Women have played a key role in Seattle's work history, most notably documented by labor historian Dana Frank in Purchasing Power: Consumer Organizing, Gender, and the Seattle Labor Movement, 1919–1929. Frank highlights the sturdy union movement, including the Women's Card and Labor League, a consumer pressure group that targeted the Bon Marché Department Store (now Bon-Macy's) for unfair practices. Frank also features Alice Lord, head of the Waitresses Union. Seattle's Anna Louise Strong is well known for her reporting of the 1919 General Strike, before she relocated to the Soviet Union and People's Republic of China. A more contemporary activist, Hazel Wolf, for whom a local high school has recently been named, catalyzed both the 1930s union movement and contemporary environmental movement. Her story, Hazel Wolf: Fighting the Establishment, has recently been published by Susan Starbuck. Japanese American women's long-time contributions to truck farming in the SeaTac Airport area have been documented by historians Gail Dubrow and Gail Nomura. Artfully assembled flower bouquets from Japanese American settlers can be purchased today at the Pike Place Market. The story of public school teachers between World War I and II is newly documented by Doris Pieroth's Seattle's Women Teachers of the Interwar Years. The University of Washington Seattle celebrates the work of women educators by naming Raitt Hall for home economist Effie Raitt, Hutchinson Hall for physical education leader Mary Gross Hutchinson, and McMahan Hall for radical political scientist Teresa McMahan.

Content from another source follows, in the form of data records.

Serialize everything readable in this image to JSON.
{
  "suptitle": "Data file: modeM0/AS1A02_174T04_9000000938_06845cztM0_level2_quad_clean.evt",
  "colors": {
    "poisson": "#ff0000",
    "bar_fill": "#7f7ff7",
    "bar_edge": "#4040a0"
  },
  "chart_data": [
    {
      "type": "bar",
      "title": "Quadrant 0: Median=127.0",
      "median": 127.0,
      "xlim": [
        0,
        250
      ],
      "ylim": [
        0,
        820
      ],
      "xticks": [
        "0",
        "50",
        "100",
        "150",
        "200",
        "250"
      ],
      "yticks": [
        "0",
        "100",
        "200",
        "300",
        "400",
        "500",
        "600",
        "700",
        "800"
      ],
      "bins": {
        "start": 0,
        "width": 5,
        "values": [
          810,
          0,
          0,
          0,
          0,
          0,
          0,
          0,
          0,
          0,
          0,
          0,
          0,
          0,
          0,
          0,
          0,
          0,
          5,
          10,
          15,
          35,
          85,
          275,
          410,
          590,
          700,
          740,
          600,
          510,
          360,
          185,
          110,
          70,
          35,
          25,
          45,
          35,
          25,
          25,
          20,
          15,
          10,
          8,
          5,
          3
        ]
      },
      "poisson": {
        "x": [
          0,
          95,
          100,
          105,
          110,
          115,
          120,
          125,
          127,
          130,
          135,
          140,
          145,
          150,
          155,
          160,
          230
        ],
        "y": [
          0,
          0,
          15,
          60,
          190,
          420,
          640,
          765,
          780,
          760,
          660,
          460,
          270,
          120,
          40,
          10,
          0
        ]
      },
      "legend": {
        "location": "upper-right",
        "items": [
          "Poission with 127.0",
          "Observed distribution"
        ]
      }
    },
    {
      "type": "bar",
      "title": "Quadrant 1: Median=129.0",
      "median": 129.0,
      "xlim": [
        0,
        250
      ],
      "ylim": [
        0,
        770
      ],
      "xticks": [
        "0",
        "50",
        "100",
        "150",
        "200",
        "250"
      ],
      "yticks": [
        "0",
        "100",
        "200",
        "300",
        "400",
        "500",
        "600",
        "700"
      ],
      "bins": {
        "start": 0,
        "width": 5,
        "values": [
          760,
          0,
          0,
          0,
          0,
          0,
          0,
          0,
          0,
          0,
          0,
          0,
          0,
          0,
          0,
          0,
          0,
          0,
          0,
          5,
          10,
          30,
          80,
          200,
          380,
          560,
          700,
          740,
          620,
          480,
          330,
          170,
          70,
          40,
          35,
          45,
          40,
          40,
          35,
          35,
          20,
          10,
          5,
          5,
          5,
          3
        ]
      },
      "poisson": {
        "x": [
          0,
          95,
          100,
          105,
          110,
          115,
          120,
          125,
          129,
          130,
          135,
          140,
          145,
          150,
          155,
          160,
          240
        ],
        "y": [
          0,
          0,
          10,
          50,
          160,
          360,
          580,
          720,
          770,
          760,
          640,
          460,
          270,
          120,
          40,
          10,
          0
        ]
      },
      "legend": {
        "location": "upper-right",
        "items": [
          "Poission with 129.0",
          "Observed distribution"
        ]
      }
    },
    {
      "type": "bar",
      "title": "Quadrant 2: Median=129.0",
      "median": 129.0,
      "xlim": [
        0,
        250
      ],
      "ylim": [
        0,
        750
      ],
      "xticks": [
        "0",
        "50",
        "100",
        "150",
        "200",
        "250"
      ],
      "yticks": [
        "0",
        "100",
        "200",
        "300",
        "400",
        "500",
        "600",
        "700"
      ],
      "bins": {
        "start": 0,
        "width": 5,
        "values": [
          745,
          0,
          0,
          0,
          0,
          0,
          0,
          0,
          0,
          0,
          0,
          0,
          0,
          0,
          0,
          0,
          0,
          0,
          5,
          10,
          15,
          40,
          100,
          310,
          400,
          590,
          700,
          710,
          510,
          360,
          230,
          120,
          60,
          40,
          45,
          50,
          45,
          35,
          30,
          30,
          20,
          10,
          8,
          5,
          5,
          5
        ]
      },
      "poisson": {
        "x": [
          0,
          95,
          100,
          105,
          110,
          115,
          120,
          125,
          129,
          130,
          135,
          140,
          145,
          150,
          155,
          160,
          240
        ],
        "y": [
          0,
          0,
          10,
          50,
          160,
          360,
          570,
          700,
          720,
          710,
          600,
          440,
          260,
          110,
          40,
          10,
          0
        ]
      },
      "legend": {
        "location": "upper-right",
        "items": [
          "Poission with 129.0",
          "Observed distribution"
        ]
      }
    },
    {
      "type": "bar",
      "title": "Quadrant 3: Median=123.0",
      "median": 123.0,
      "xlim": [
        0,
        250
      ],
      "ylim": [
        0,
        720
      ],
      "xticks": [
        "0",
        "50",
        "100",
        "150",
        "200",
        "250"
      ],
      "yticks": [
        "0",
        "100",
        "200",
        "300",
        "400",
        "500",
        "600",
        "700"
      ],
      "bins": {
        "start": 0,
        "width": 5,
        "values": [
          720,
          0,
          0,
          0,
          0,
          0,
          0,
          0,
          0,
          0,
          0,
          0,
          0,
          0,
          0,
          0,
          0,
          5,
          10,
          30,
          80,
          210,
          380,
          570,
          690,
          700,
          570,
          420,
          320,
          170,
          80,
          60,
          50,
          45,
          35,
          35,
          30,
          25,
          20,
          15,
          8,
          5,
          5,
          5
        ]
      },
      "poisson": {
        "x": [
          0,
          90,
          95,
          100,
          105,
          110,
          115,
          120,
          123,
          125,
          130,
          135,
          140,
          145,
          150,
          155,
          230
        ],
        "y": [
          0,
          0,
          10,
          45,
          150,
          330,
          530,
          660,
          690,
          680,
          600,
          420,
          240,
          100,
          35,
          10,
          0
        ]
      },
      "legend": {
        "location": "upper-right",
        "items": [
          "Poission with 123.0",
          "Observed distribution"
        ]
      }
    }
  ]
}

Seattle has enjoyed great cultural and racial diversity from its beginnings. Madison Street has been the location of African American businesses, including woman-owned beauty parlors and restaurants, since the late 19th century. In Seattle's Black Victorians historian Esther Mumford describes Susie Revels Cayton, daughter of the Reconstruction Senator and associate editor of the Seattle Republican. There is no better account of growing up as a Japanese American girl than Monica Sone's Nisei Daughter. Her memoir also offers a vivid description of internment during World War II, first at the Puyallup (Washington) State Fairgrounds and then in Idaho. The Local Arrangements Committee has organized a walking tour of the International District with Bettie Luke, granddaughter of the founder of the city's Wing Luke Asian Museum. In addition, look for other tours organized by the committee, including a tour of the gay and lesbian presence in Seattle.

— Karen J. Blair is the editor of two editions of Women in Pacific Northwest History: An Anthology. Her Northwest Women: An Annotated Bibliography won the American Library Association Prize for Best History Bibliography in 1997. She teaches at Central Washington University and is a member of the Local Arrangements Committee.